Fleet Server and Elastic Agents not working when adding nodeSelectors

Hi, I'm trying to setup a cluster using the ECK operator 1.8.0 and a GKE cluster with dedicated node pools:

  • 1 node pool for Elasticsearch masters in europe-west1-b
  • 1 node pool in europe-west1-b and in europe-west1-d for data nodes
  • 1 node pool in europe-west1-b for Kibana and Fleet Server

My goal is to have a cluster with 3 masters and 2 data nodes plus 1 cold data node in 2 zones (9 nodes in total).

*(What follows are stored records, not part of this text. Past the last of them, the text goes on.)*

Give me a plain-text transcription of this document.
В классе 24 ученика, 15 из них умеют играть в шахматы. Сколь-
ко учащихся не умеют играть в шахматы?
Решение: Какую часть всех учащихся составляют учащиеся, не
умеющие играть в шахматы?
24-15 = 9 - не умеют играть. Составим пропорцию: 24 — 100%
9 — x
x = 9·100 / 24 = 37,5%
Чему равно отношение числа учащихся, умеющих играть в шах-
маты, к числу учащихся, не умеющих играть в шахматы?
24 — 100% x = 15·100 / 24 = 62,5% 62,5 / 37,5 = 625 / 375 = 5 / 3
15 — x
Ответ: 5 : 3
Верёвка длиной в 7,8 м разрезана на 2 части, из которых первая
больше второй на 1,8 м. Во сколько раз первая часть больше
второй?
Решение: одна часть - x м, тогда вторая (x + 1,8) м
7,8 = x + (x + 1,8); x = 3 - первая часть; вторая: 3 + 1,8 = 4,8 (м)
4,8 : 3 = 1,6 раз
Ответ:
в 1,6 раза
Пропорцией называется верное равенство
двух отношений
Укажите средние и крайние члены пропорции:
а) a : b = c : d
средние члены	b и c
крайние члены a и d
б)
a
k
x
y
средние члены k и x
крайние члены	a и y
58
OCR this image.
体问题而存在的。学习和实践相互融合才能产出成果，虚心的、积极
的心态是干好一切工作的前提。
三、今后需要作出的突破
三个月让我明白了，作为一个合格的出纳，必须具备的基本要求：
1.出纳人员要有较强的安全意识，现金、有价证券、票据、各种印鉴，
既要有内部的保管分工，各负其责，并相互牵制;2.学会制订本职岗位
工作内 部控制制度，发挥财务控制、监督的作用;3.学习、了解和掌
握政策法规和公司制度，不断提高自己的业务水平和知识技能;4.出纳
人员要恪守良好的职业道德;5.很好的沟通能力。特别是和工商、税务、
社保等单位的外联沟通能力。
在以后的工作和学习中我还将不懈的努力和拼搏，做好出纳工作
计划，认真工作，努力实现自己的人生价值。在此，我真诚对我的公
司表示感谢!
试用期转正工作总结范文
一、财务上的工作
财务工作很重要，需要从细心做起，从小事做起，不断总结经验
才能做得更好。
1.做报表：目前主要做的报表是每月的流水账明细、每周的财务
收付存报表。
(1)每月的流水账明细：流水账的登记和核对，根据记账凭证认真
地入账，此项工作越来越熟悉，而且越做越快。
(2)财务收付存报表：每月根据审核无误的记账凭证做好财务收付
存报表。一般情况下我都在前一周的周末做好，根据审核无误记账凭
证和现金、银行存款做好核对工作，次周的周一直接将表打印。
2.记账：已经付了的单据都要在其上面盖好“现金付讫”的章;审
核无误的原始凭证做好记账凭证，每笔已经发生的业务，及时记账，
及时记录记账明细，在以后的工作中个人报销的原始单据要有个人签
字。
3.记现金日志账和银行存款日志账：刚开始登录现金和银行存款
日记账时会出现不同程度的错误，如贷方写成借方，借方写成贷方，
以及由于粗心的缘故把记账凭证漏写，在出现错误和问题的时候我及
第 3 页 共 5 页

The "System and Kubernetes integrations" recipe from the GitHub repository works. From here, I change the version of Elasticsearch, Kibana, Fleet Server and Elastic Agents, expose Kibana with LoadBalancer. Requests and limits are also configured, but may require some tuning. This configuration also works. Finally, I add nodeSelectors where required so that each pod is scheduled on a proper node. This configuration no longer works... even if I only add the nodeSelector to the recipe.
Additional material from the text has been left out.